Von Jens
Etzelsberger (aus "Main-Spitze" vom 22. September 2022)
Gut, der
Barbie-Puppe hat Enza Mannino als Kind nicht den Kopf frisiert. Aber auch ohne
dieses letzte biografische Detail kann man mit Fug und Recht von "frühberufen"

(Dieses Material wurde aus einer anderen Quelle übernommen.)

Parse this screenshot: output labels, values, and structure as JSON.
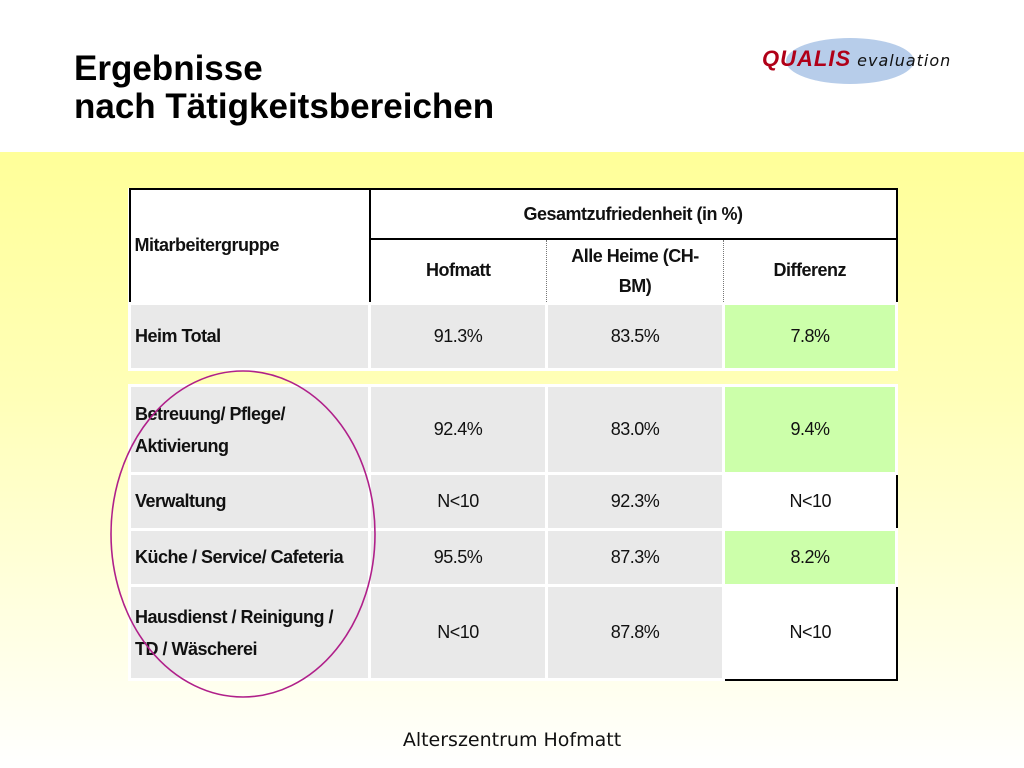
{
  "title": {
    "line1": "Ergebnisse",
    "line2": "nach Tätigkeitsbereichen"
  },
  "logo": {
    "brand": "QUALIS",
    "suffix": "evaluation"
  },
  "table": {
    "header": {
      "group_label": "Mitarbeitergruppe",
      "main_label": "Gesamtzufriedenheit (in %)",
      "col_hofmatt": "Hofmatt",
      "col_alle_line1": "Alle Heime (CH-",
      "col_alle_line2": "BM)",
      "col_diff": "Differenz"
    },
    "total": {
      "label": "Heim Total",
      "hofmatt": "91.3%",
      "alle": "83.5%",
      "diff": "7.8%"
    },
    "rows": [
      {
        "label_line1": "Betreuung/ Pflege/",
        "label_line2": "Aktivierung",
        "hofmatt": "92.4%",
        "alle": "83.0%",
        "diff": "9.4%"
      },
      {
        "label_line1": "Verwaltung",
        "label_line2": "",
        "hofmatt": "N<10",
        "alle": "92.3%",
        "diff": "N<10"
      },
      {
        "label_line1": "Küche / Service/ Cafeteria",
        "label_line2": "",
        "hofmatt": "95.5%",
        "alle": "87.3%",
        "diff": "8.2%"
      },
      {
        "label_line1": "Hausdienst / Reinigung /",
        "label_line2": "TD / Wäscherei",
        "hofmatt": "N<10",
        "alle": "87.8%",
        "diff": "N<10"
      }
    ]
  },
  "footer": "Alterszentrum Hofmatt",
  "colors": {
    "positive_diff": "#ccffaa",
    "cell_grey": "#e9e9e9",
    "highlight_circle": "#b0208a",
    "brand": "#b00018"
  }
}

sprechen, wenn es um die Liebe der heute 54-Jährigen zu Haaren und dem
Friseurhandwerk geht.
Dabei war es eher
die Not, die Klein-Enza in den Salon eines echten Figaros führte. "Meine Haare
konnte niemand richtig schneiden" erinnert sie sich an ihre Jugend, als die
Friseure an ihren prächtigen Naturlocken verzweifelten, die auch heute noch ihr
Markenzeichen sind. Giovanni di Benedetto, der seinen Salon im Dorint-Hotel
betrieb, kam mit der Lockenpracht zurecht und Klein-Enza war von dem Beruf, der
im besten Fall die Persönlichkeit und den Stil eines Menschen mit dem passenden
Haarschnitt krönen kann, begeistert. So begeistert, dass sie mit 14 Jahren schon
im Salon jobbte, Haare wusch und den Boden fegte, ihren eigentlichen
Berufswunsch Lehrerin drangab, die Schule früh beendete, bei di Benedetto in die
Lehre ging und mit 21 Jahren den Meisterbrief absolvierte.
Die
Selbstständigkeit, die mittlerweile 25 Jahre andauert, war bei so viel
Begeisterung für den Beruf nur folgerichtig. 1997 eröffnete Enza Mannino ihren
ersten eigenen Salon in den Räumen des ehemaligen Kiosks im GPR-Klinikum. Gerade
mal 20 Quadratmeter groß, erschien ihr das Projekt als bewältigbarer Start in
die Selbstständigkeit. Ein Schritt, den sie nie bereut hat. "Die Herausforderung
ist das, was letzten Endes Spaß macht", sagt Enza Mannino. Und gesucht und
gefunden hat sie diese Herausforderungen immer.
2002 wechselt sie
in die Mainstraße, übernimmt den Baumgärtner-Salon. Mit 70 Quadratmetern und
vier Frisierstühlen schon ein Sprung. 2007 übernimmt Enza Mannino auch die
Nachbarräume des Überlandwerks. Ihr Salon ist jetzt 170 Quadratmeter groß, vier
Angestellte und die Chefin kümmern sich um die Haare der Kundschaft, die zu 70
Prozent aus Stammkunden und zu 80 Prozent aus Damen besteht. Enza Mannino freut
sich, wenn man den frisch frisierten Kunden in der Stadt ansieht, dass sie "bei
Enza" waren. "Ich habe es schon ganz gerne, dass wir eine Marke verkörpern",
sagt sie. Dafür tut sie viel. Dauernde Fortbildungen für sie und ihr Team,
reinschnuppern bei den Kollegen in Italien, Frankreich, England und Japan, neue
Trends aufnehmen und der Rüsselsheimer Kundschaft anbieten. Enza Mannino macht
Foliensträhnen und schneidet die Out-of-bed-Frisuren, die Micro-Ponys, die
asymmetrischen Frisuren, aktuell den Street-Style. Was angesagt ist, gibt es
auch bei ihr. Eines ist aber immer gleich geblieben. "Man tritt in die
Intimsphäre des Menschen ein", beschreibt Mannino die körperliche Nähe und
Berührung, die zu dem Job dazugehören. Sensibilität ist da Grundvoraussetzung,
ebenso wie das genaue Kennenlernen des Kunden, bevor Enza Mannino zu ihrer 1.000
Euro teuren Schere greift. Denn geformt wird nicht nur das Haar, sondern eben
auch eine Persönlichkeit. Dass rückblickend jede Epoche auch ihre haarigen
Peinlichkeiten kennt, räumt Enza Mannino durchaus ein. "Es gibt aber nichts, was
ich nicht mehr machen würde", betont sie. Selbst der Minipli für Männer ist
nicht auf ewig tabu. "Seit eineinhalb Jahren machen wir Jungs wieder Locken",
sagt Enza Mannino.
Nur bei einem
Wunsch muss sie noch immer passen. Locken, wie sie selbst sie trägt, kann auch
der beste Friseur nicht zaubern. Man hat sie ‒ oder eben nicht.